The block diagonal system having the eigenvalues along the diagonal and ones in some of the superdiagonal elements (which serve to couple repeated eigenvalues) is called Jordan canonical form. Each block size corresponds to the multiplicity of the repeated pole. As an example, a pole $p_i$ of multiplicity $m_i=3$ could give rise to the following $3\times 3$ Jordan block:

$$D_i = \left[\begin{array}{ccc} p_i & 1 & 0\\ [2pt] 0 & p_i & 1\\ [2pt] 0 & 0 & p_i \end{array}\right]$$

The ones along the superdiagonal serve to couple the states corresponding to $p_i$ and generate polynomial amplitude envelopes multiplying the sampled exponential $p_i^n$.^E.11Note, however, that a pole of multiplicity three can also yield two Jordan blocks, such as

$$D_i = \left[\begin{array}{ccc} p_i & 1 & 0\\ [2pt] 0 & p_i & 0\\ [2pt] 0 & 0 & p_i \end{array}\right]$$

or even three Jordan blocks of order 1. The number of Jordan blocks associated with a single pole $p_i$ is equal to the number of linearly independent eigenvectors of the transition matrix associated with eigenvalue $p_i$. If all eigenvectors of $A$ are linearly independent, the system can be diagonalized after all, and any repeated roots are ``uncoupled'' and behave like non-repeated roots (no polynomial amplitude envelopes).

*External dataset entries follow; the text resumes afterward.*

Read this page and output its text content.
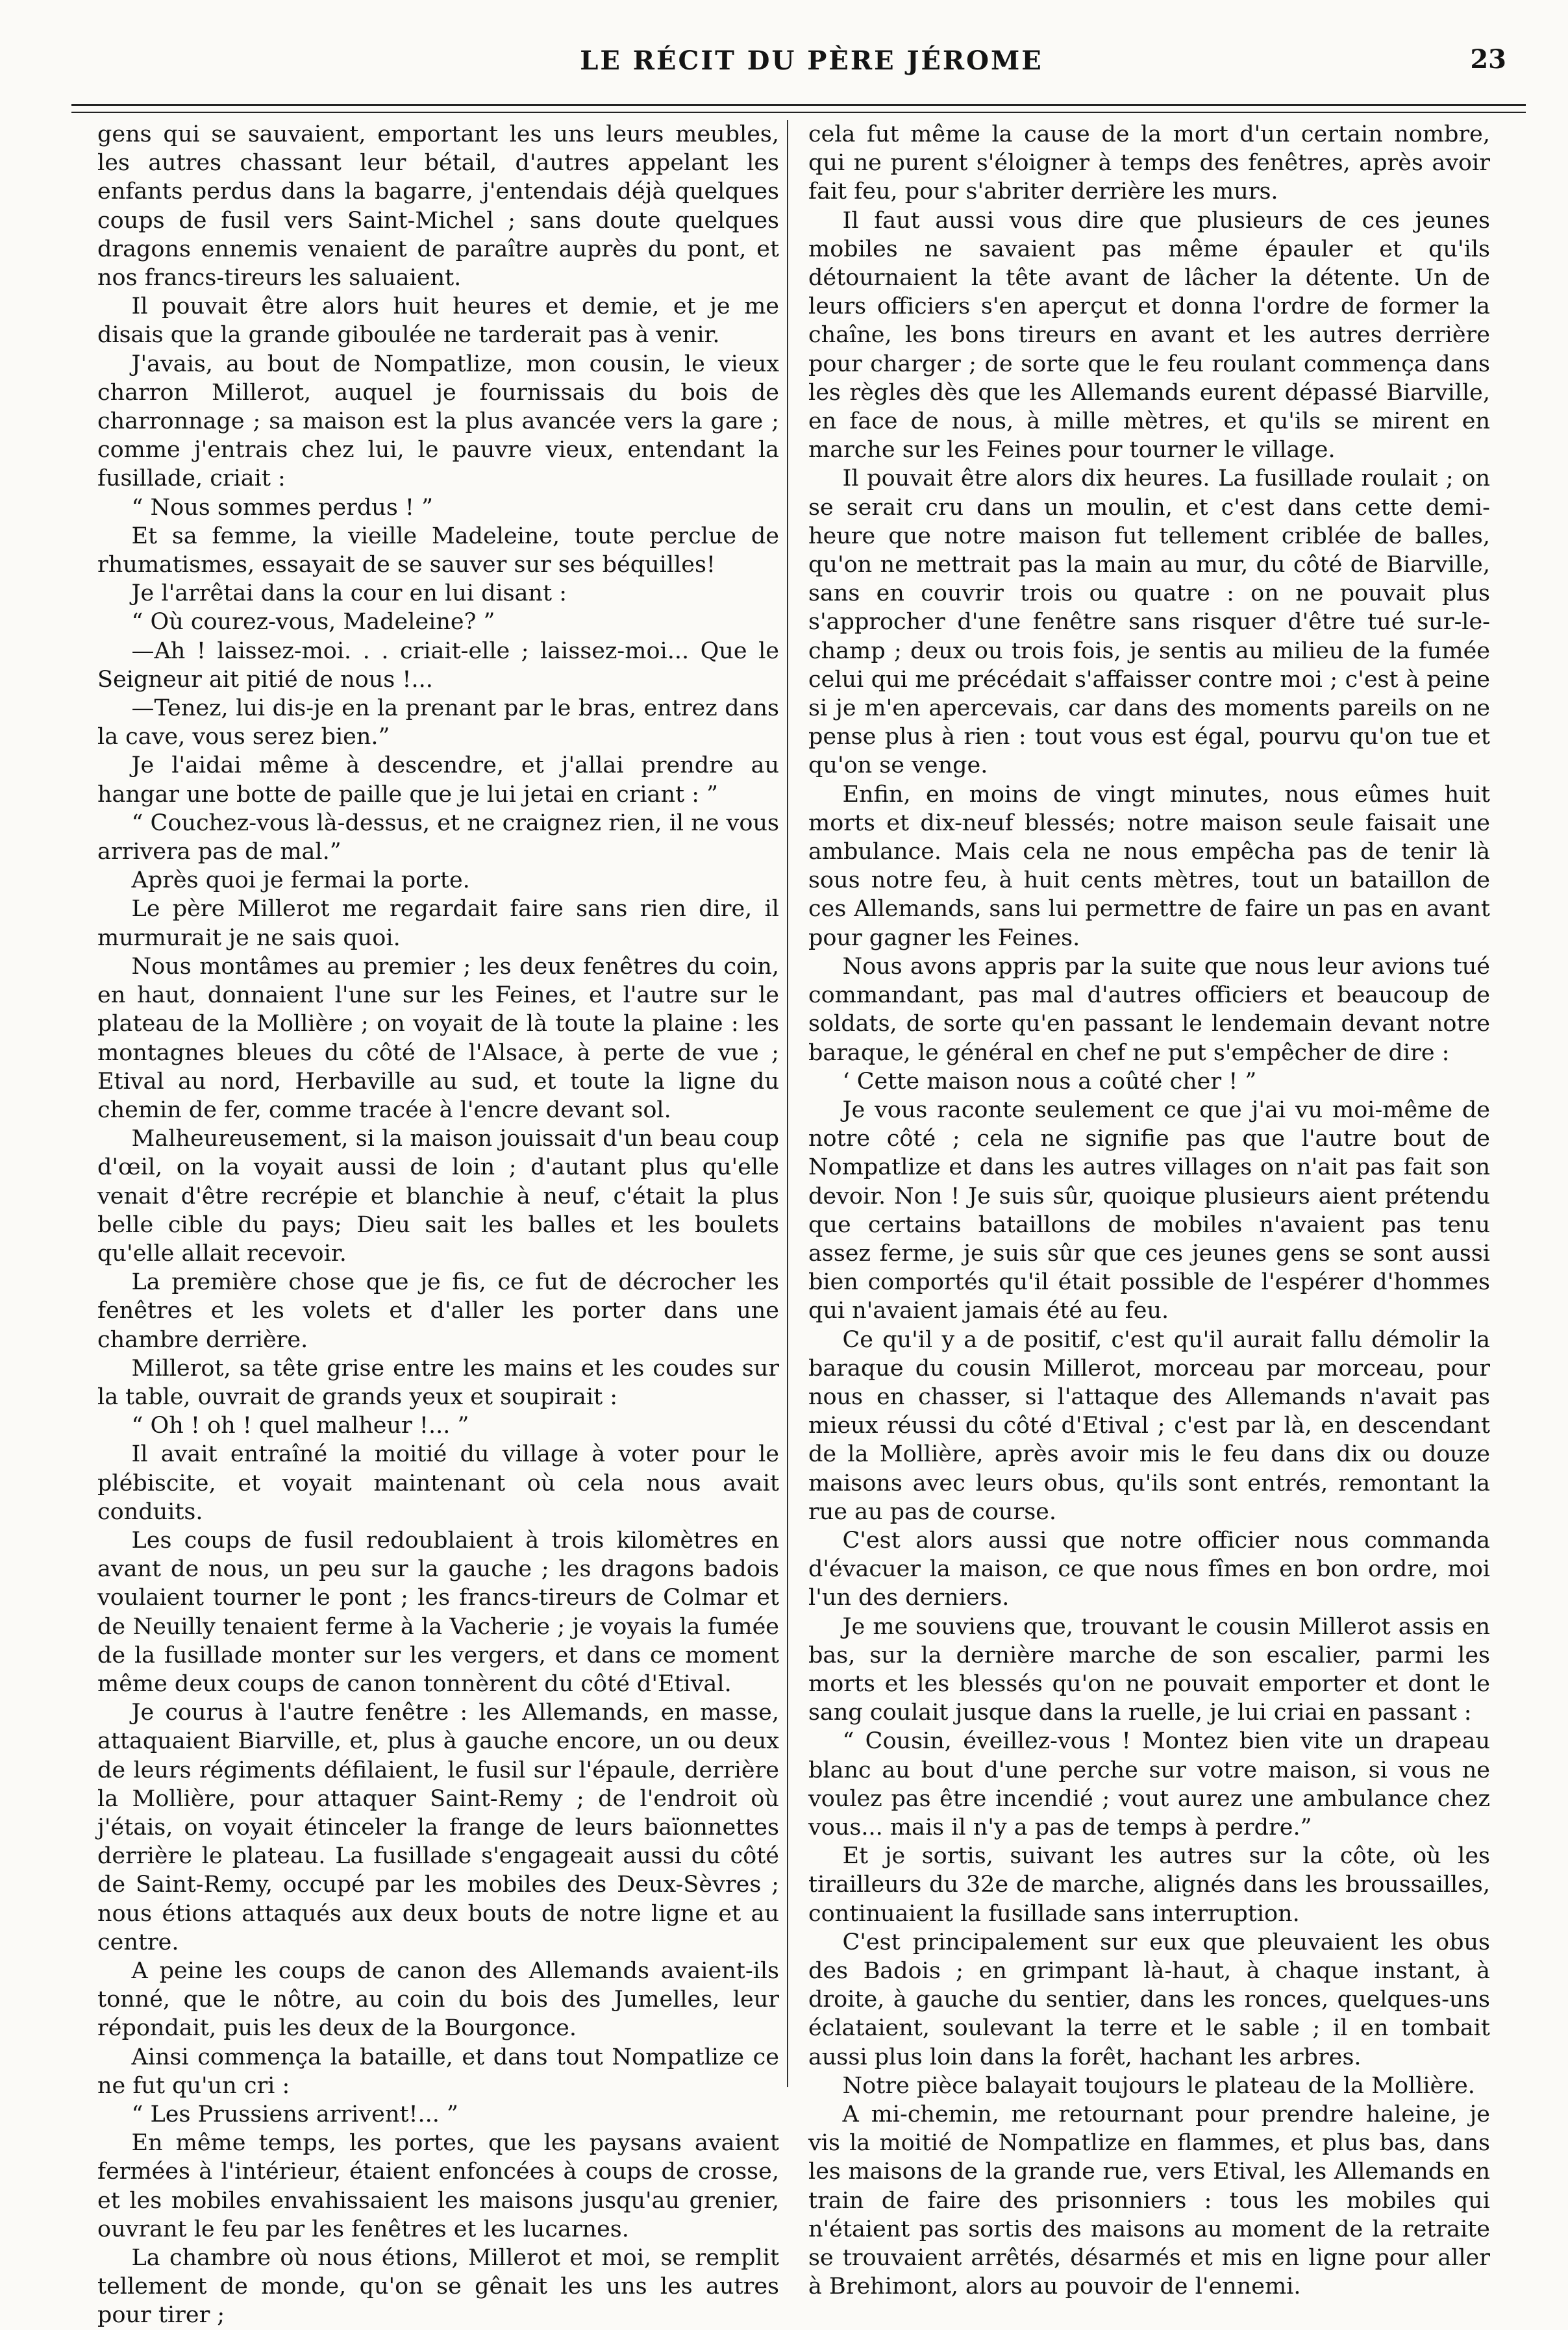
LE RÉCIT DU PÈRE JÉROME	23

gens qui se sauvaient, emportant les uns leurs meubles, les autres chassant leur bétail, d'autres appelant les enfants perdus dans la bagarre, j'entendais déjà quelques coups de fusil vers Saint-Michel ; sans doute quelques dragons ennemis venaient de paraître auprès du pont, et nos francs-tireurs les saluaient.

Il pouvait être alors huit heures et demie, et je me disais que la grande giboulée ne tarderait pas à venir.

J'avais, au bout de Nompatlize, mon cousin, le vieux charron Millerot, auquel je fournissais du bois de charronnage ; sa maison est la plus avancée vers la gare ; comme j'entrais chez lui, le pauvre vieux, entendant la fusillade, criait :

“ Nous sommes perdus ! ”

Et sa femme, la vieille Madeleine, toute perclue de rhumatismes, essayait de se sauver sur ses béquilles!

Je l'arrêtai dans la cour en lui disant :

“ Où courez-vous, Madeleine? ”

—Ah ! laissez-moi. . . criait-elle ; laissez-moi... Que le Seigneur ait pitié de nous !...

—Tenez, lui dis-je en la prenant par le bras, entrez dans la cave, vous serez bien.”

Je l'aidai même à descendre, et j'allai prendre au hangar une botte de paille que je lui jetai en criant : ”

“ Couchez-vous là-dessus, et ne craignez rien, il ne vous arrivera pas de mal.”

Après quoi je fermai la porte.

Le père Millerot me regardait faire sans rien dire, il murmurait je ne sais quoi.

Nous montâmes au premier ; les deux fenêtres du coin, en haut, donnaient l'une sur les Feines, et l'autre sur le plateau de la Mollière ; on voyait de là toute la plaine : les montagnes bleues du côté de l'Alsace, à perte de vue ; Etival au nord, Herbaville au sud, et toute la ligne du chemin de fer, comme tracée à l'encre devant sol.

Malheureusement, si la maison jouissait d'un beau coup d'œil, on la voyait aussi de loin ; d'autant plus qu'elle venait d'être recrépie et blanchie à neuf, c'était la plus belle cible du pays; Dieu sait les balles et les boulets qu'elle allait recevoir.

La première chose que je fis, ce fut de décrocher les fenêtres et les volets et d'aller les porter dans une chambre derrière.

Millerot, sa tête grise entre les mains et les coudes sur la table, ouvrait de grands yeux et soupirait :

“ Oh ! oh ! quel malheur !... ”

Il avait entraîné la moitié du village à voter pour le plébiscite, et voyait maintenant où cela nous avait conduits.

Les coups de fusil redoublaient à trois kilomètres en avant de nous, un peu sur la gauche ; les dragons badois voulaient tourner le pont ; les francs-tireurs de Colmar et de Neuilly tenaient ferme à la Vacherie ; je voyais la fumée de la fusillade monter sur les vergers, et dans ce moment même deux coups de canon tonnèrent du côté d'Etival.

Je courus à l'autre fenêtre : les Allemands, en masse, attaquaient Biarville, et, plus à gauche encore, un ou deux de leurs régiments défilaient, le fusil sur l'épaule, derrière la Mollière, pour attaquer Saint-Remy ; de l'endroit où j'étais, on voyait étinceler la frange de leurs baïonnettes derrière le plateau. La fusillade s'engageait aussi du côté de Saint-Remy, occupé par les mobiles des Deux-Sèvres ; nous étions attaqués aux deux bouts de notre ligne et au centre.

A peine les coups de canon des Allemands avaient-ils tonné, que le nôtre, au coin du bois des Jumelles, leur répondait, puis les deux de la Bourgonce.

Ainsi commença la bataille, et dans tout Nompatlize ce ne fut qu'un cri :

“ Les Prussiens arrivent!... ”

En même temps, les portes, que les paysans avaient fermées à l'intérieur, étaient enfoncées à coups de crosse, et les mobiles envahissaient les maisons jusqu'au grenier, ouvrant le feu par les fenêtres et les lucarnes.

La chambre où nous étions, Millerot et moi, se remplit tellement de monde, qu'on se gênait les uns les autres pour tirer ;

cela fut même la cause de la mort d'un certain nombre, qui ne purent s'éloigner à temps des fenêtres, après avoir fait feu, pour s'abriter derrière les murs.

Il faut aussi vous dire que plusieurs de ces jeunes mobiles ne savaient pas même épauler et qu'ils détournaient la tête avant de lâcher la détente. Un de leurs officiers s'en aperçut et donna l'ordre de former la chaîne, les bons tireurs en avant et les autres derrière pour charger ; de sorte que le feu roulant commença dans les règles dès que les Allemands eurent dépassé Biarville, en face de nous, à mille mètres, et qu'ils se mirent en marche sur les Feines pour tourner le village.

Il pouvait être alors dix heures. La fusillade roulait ; on se serait cru dans un moulin, et c'est dans cette demi-heure que notre maison fut tellement criblée de balles, qu'on ne mettrait pas la main au mur, du côté de Biarville, sans en couvrir trois ou quatre : on ne pouvait plus s'approcher d'une fenêtre sans risquer d'être tué sur-le-champ ; deux ou trois fois, je sentis au milieu de la fumée celui qui me précédait s'affaisser contre moi ; c'est à peine si je m'en apercevais, car dans des moments pareils on ne pense plus à rien : tout vous est égal, pourvu qu'on tue et qu'on se venge.

Enfin, en moins de vingt minutes, nous eûmes huit morts et dix-neuf blessés; notre maison seule faisait une ambulance. Mais cela ne nous empêcha pas de tenir là sous notre feu, à huit cents mètres, tout un bataillon de ces Allemands, sans lui permettre de faire un pas en avant pour gagner les Feines.

Nous avons appris par la suite que nous leur avions tué commandant, pas mal d'autres officiers et beaucoup de soldats, de sorte qu'en passant le lendemain devant notre baraque, le général en chef ne put s'empêcher de dire :

‘ Cette maison nous a coûté cher ! ”

Je vous raconte seulement ce que j'ai vu moi-même de notre côté ; cela ne signifie pas que l'autre bout de Nompatlize et dans les autres villages on n'ait pas fait son devoir. Non ! Je suis sûr, quoique plusieurs aient prétendu que certains bataillons de mobiles n'avaient pas tenu assez ferme, je suis sûr que ces jeunes gens se sont aussi bien comportés qu'il était possible de l'espérer d'hommes qui n'avaient jamais été au feu.

Ce qu'il y a de positif, c'est qu'il aurait fallu démolir la baraque du cousin Millerot, morceau par morceau, pour nous en chasser, si l'attaque des Allemands n'avait pas mieux réussi du côté d'Etival ; c'est par là, en descendant de la Mollière, après avoir mis le feu dans dix ou douze maisons avec leurs obus, qu'ils sont entrés, remontant la rue au pas de course.

C'est alors aussi que notre officier nous commanda d'évacuer la maison, ce que nous fîmes en bon ordre, moi l'un des derniers.

Je me souviens que, trouvant le cousin Millerot assis en bas, sur la dernière marche de son escalier, parmi les morts et les blessés qu'on ne pouvait emporter et dont le sang coulait jusque dans la ruelle, je lui criai en passant :

“ Cousin, éveillez-vous ! Montez bien vite un drapeau blanc au bout d'une perche sur votre maison, si vous ne voulez pas être incendié ; vout aurez une ambulance chez vous... mais il n'y a pas de temps à perdre.”

Et je sortis, suivant les autres sur la côte, où les tirailleurs du 32e de marche, alignés dans les broussailles, continuaient la fusillade sans interruption.

C'est principalement sur eux que pleuvaient les obus des Badois ; en grimpant là-haut, à chaque instant, à droite, à gauche du sentier, dans les ronces, quelques-uns éclataient, soulevant la terre et le sable ; il en tombait aussi plus loin dans la forêt, hachant les arbres.

Notre pièce balayait toujours le plateau de la Mollière.

A mi-chemin, me retournant pour prendre haleine, je vis la moitié de Nompatlize en flammes, et plus bas, dans les maisons de la grande rue, vers Etival, les Allemands en train de faire des prisonniers : tous les mobiles qui n'étaient pas sortis des maisons au moment de la retraite se trouvaient arrêtés, désarmés et mis en ligne pour aller à Brehimont, alors au pouvoir de l'ennemi.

Interestingly, neither Matlab nor Octave seem to have a numerical function for computing the Jordan canonical form of a matrix. Matlab will try to do it symbolically when the matrix entries are given as exact rational numbers (ratios of integers) by the jordan function, which requires the Maple symbolic mathematics tool box. Numerically, it is generally difficult to distinguish between poles that are repeated exactly, and poles that are merely close together. The residuez function sets a numerical threshold below which poles are treated as repeated.